Grammar Explorer was created to address the missing pedagogical link between grammar as rule system and the needs of the language learner. This is achieved by putting into practice a functional and constructivist pedagogical concept that focuses on the aspect of usage in the language system and the individual learner's need to acquire practical competence which does not require the ability to account for one's grammatical knowledge.

===Pedagogical approach===
The pedagogical concept underlying Grammar Explorer is firmly rooted in Constructivism (learning theory), cognitive psychology and recent findings of the neurosciences with regard to learning. It, therefore, fulfils the criteria laid down in The Common European Framework of Reference: The materials are multi-purpose, flexible, easily accessible, dynamic and non-dogmatic.

Grammar Explorer surpasses the descriptive, form-focused grammars currently available, because it treats learners as active meaning-makers and puts them firmly in control of their learning experience.
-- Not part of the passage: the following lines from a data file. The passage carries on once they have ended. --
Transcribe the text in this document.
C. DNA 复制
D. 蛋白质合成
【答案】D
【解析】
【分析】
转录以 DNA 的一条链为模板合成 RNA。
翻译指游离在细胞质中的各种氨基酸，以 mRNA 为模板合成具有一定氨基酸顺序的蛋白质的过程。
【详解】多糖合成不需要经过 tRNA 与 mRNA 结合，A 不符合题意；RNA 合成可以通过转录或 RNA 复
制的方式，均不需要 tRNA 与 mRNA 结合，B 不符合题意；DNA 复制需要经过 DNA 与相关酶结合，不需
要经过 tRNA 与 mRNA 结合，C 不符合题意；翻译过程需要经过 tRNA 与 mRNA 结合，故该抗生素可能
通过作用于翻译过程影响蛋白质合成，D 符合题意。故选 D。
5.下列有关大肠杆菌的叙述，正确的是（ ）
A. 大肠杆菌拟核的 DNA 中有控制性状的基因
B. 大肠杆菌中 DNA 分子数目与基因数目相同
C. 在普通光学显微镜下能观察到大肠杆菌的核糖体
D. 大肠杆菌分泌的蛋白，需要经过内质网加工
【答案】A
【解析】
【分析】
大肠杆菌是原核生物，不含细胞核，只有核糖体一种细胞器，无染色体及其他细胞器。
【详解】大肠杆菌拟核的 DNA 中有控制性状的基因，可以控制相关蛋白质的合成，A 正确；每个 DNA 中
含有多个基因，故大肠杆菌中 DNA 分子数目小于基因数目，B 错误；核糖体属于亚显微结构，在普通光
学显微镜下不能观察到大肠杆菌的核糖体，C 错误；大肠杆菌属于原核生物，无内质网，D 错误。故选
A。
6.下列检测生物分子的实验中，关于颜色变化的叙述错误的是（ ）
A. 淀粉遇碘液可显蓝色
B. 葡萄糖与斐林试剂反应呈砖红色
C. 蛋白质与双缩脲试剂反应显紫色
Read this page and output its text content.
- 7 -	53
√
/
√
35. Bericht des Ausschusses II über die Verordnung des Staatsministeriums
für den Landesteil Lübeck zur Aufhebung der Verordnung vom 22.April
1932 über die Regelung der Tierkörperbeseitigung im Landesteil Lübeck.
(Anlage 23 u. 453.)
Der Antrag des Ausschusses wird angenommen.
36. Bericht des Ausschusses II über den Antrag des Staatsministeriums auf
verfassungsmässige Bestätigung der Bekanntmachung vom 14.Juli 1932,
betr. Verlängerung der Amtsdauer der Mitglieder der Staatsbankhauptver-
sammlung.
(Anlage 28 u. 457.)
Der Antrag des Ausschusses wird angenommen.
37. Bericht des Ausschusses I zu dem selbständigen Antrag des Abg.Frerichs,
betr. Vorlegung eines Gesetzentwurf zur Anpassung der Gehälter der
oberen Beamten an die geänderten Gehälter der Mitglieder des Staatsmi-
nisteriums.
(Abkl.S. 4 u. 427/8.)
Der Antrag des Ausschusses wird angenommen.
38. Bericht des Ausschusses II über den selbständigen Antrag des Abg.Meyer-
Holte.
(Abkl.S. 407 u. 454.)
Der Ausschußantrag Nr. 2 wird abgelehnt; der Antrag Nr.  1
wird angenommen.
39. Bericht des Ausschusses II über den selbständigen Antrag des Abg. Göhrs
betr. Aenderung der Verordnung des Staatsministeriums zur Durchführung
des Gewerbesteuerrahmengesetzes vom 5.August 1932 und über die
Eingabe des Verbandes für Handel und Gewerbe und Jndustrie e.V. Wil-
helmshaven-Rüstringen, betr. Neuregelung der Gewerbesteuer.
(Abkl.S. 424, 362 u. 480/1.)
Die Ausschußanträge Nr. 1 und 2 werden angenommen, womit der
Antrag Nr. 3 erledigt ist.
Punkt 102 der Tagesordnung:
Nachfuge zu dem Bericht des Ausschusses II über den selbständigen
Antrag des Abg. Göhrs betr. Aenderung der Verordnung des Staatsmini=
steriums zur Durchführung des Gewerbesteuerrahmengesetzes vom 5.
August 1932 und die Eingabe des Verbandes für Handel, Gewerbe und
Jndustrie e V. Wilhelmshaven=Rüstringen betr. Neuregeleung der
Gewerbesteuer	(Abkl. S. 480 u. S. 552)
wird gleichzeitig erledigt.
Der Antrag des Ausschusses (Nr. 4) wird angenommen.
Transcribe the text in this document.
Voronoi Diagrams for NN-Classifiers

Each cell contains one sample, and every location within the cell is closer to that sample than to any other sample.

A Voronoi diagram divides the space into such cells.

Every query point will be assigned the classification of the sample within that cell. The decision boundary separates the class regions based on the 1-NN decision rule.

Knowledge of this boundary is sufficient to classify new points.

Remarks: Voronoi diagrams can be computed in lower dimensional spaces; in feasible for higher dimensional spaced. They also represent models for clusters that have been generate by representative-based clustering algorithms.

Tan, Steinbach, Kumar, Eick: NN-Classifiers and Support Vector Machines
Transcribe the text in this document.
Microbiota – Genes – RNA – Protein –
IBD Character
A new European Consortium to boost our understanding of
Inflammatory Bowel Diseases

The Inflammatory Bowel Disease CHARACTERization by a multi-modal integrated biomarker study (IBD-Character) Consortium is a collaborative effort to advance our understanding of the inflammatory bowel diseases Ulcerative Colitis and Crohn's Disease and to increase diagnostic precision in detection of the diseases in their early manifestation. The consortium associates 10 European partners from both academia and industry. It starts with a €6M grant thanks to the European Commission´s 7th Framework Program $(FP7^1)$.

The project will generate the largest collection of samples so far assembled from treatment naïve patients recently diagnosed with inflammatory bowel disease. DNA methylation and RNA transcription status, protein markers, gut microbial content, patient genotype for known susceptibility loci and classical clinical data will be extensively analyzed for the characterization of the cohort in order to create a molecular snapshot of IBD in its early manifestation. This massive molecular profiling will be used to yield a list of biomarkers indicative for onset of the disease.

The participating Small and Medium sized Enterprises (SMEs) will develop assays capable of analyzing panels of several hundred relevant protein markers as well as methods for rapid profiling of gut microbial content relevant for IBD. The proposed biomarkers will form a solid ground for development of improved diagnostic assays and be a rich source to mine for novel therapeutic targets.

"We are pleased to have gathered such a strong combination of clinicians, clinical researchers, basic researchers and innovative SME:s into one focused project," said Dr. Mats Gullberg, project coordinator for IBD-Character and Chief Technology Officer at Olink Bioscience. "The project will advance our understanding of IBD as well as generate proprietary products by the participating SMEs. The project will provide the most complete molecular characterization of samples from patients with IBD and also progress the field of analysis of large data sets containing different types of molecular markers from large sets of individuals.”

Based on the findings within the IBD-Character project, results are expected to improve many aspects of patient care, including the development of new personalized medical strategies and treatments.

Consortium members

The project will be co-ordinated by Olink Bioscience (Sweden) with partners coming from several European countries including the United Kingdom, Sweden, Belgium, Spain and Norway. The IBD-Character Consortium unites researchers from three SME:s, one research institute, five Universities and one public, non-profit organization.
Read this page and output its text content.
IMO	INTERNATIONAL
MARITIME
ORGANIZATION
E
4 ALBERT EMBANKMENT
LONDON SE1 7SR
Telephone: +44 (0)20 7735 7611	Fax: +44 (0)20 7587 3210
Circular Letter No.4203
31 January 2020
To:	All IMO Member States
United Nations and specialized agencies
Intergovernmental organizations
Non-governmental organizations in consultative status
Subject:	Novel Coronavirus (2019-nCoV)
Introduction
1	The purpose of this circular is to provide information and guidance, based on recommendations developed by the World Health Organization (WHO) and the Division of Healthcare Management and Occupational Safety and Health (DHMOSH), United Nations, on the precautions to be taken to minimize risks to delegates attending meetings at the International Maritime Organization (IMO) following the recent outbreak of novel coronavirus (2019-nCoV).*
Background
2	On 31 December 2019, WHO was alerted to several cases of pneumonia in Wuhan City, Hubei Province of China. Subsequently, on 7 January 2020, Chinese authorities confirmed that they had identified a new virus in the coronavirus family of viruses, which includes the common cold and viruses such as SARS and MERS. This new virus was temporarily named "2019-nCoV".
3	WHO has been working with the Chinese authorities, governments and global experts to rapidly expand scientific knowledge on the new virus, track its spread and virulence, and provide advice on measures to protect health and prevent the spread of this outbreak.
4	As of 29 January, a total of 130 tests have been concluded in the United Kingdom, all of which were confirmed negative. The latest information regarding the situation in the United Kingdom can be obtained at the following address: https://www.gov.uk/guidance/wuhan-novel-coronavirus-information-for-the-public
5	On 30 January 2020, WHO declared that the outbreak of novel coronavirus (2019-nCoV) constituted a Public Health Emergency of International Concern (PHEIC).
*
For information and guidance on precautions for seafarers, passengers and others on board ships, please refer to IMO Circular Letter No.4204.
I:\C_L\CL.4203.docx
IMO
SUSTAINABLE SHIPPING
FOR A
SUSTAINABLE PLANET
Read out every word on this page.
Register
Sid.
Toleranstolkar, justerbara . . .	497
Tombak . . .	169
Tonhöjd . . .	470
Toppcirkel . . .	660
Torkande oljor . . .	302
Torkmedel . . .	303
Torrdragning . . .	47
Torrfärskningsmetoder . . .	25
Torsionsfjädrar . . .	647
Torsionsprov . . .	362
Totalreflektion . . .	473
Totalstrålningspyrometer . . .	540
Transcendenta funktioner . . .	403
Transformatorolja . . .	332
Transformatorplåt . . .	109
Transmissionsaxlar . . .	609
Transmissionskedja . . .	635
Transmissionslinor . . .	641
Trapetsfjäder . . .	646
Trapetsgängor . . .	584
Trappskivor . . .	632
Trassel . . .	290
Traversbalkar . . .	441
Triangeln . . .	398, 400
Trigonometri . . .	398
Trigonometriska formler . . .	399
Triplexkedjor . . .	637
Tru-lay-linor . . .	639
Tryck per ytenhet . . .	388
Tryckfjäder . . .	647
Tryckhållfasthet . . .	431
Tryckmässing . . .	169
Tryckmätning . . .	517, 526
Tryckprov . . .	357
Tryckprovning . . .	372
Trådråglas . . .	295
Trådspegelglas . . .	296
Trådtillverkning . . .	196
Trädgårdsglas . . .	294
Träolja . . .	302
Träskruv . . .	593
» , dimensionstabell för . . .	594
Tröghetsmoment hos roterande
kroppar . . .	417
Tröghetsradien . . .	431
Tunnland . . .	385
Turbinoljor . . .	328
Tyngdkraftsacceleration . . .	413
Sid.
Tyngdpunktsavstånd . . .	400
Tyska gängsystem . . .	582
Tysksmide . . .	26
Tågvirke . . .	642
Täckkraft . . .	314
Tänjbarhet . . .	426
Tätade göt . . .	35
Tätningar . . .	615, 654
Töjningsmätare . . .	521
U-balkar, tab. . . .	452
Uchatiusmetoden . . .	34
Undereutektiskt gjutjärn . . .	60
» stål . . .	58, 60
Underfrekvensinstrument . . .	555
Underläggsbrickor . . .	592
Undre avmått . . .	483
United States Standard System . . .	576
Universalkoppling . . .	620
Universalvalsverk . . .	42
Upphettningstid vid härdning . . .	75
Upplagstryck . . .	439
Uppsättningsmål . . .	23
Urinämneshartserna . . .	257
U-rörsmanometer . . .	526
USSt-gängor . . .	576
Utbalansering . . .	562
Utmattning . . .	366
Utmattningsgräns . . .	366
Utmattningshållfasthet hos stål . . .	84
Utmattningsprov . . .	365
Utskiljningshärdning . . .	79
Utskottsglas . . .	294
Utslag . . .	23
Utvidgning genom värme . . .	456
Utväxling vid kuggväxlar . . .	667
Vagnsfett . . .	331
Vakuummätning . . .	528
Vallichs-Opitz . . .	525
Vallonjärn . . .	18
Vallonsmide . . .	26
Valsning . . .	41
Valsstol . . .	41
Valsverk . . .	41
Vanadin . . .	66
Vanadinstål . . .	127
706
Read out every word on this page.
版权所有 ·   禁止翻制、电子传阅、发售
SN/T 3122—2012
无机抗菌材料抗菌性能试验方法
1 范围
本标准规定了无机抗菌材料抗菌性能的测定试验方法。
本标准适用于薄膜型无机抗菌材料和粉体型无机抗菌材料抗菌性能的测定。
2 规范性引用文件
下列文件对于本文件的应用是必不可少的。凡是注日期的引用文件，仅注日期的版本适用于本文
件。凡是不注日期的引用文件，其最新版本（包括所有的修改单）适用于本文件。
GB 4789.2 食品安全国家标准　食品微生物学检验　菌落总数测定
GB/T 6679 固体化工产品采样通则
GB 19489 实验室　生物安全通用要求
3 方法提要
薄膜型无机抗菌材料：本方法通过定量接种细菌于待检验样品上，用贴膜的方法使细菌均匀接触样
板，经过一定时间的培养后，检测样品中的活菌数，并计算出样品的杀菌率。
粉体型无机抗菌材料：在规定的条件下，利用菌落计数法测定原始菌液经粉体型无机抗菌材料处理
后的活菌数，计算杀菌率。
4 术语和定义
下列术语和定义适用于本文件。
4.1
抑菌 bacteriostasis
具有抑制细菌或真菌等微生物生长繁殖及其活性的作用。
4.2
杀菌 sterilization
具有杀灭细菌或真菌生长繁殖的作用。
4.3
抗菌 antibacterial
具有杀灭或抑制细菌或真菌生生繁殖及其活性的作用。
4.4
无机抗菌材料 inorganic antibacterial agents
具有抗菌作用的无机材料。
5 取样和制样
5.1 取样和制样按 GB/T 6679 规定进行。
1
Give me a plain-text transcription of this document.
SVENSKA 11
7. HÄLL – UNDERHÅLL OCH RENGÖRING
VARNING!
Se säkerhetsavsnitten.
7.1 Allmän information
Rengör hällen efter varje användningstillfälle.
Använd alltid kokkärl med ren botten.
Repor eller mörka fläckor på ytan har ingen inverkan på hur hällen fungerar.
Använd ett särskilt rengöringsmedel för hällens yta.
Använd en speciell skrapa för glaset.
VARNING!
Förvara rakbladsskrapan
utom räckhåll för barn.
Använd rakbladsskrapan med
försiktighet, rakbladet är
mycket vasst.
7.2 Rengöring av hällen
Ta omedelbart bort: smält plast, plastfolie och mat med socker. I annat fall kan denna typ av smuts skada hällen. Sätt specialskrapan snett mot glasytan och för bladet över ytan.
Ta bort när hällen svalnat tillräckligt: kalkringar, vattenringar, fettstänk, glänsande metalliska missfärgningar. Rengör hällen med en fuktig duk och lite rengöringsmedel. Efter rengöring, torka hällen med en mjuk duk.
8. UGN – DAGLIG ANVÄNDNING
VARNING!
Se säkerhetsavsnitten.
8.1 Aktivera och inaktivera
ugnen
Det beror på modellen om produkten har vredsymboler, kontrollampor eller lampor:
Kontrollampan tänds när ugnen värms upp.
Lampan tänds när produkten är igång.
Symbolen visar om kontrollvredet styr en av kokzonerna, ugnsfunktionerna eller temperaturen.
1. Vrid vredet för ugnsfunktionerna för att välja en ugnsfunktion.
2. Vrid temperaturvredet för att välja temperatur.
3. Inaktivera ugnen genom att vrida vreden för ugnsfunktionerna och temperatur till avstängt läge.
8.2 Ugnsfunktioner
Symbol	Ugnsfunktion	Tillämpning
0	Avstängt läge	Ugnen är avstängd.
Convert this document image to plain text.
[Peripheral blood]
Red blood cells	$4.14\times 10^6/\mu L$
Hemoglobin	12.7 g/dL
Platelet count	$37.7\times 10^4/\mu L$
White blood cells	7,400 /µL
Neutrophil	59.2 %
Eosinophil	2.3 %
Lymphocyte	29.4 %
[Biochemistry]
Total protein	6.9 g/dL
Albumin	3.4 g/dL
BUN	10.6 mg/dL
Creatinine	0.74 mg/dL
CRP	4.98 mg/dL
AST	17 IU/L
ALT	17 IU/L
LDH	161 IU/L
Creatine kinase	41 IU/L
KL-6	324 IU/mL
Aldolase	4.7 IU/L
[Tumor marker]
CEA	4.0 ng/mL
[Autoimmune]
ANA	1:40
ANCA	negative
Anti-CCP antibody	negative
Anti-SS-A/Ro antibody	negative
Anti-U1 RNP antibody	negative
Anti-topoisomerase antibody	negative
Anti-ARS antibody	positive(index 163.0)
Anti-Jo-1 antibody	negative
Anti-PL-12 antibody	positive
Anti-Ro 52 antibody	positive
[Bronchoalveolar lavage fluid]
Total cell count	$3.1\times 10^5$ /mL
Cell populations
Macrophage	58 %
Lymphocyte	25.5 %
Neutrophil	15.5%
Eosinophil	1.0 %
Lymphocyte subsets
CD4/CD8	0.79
Within the structure of the grammar, learners are able to enter into a non-linear process of negotiation with grammatical material that requires and encourages the use of basic cognitive and meta-cognitive strategies such as inferencing, grouping and recombination. It is through this process of exploration and negotiation that the learners acquire the type of functional grammatical competence that is essential for the successful acquisition of pragmatic competence and for the development of cognitive and metacognitive skills.

Information technologies and the hypertext principle underlying the World Wide Web/relational databases are ideally suited to support a constructivist approach to grammar acquisition.

===Innovation in online language learning===
Grammar Explorer aims to seriously use a constructivist approach for developing web-based language learning material. It will, therefore, fill the gap created, on the one hand, by the influence of the neurosciences on language teaching methodology, and on the other hand, through the persistent adherence of all previously and currently published grammars to outdated concepts. There is no model for such a grammar.

==The structure of the grammar==

Grammar Explorer is arranged in a modular way. The modules are arranged in alphabetical order rather than according to the structure of the grammar. In this respect Grammar Explorer is more like a dictionary. This is a clear indication that Grammar Explorer has adopted what the neurosciences have argued for some time, that our memory tends to store semantically, especially at the level of the Basic User.

Furthermore, the neurosciences clearly support Michael Lewis's didactic approach to language acquisition/learning that has been in circulation for about two decades now: Language must be seen as 'grammaticalized lexis'. A learner must have sufficient semantic data at hand in order to be able to construct meaning. Initially, this is exclusively semantic meaning, which is then transferred into higher level thinking once sufficient semantic data is available to enable the learner to infer the underlying structures. Learners move progressively from semantic meaning to more abstract syntactic and morphological meaning.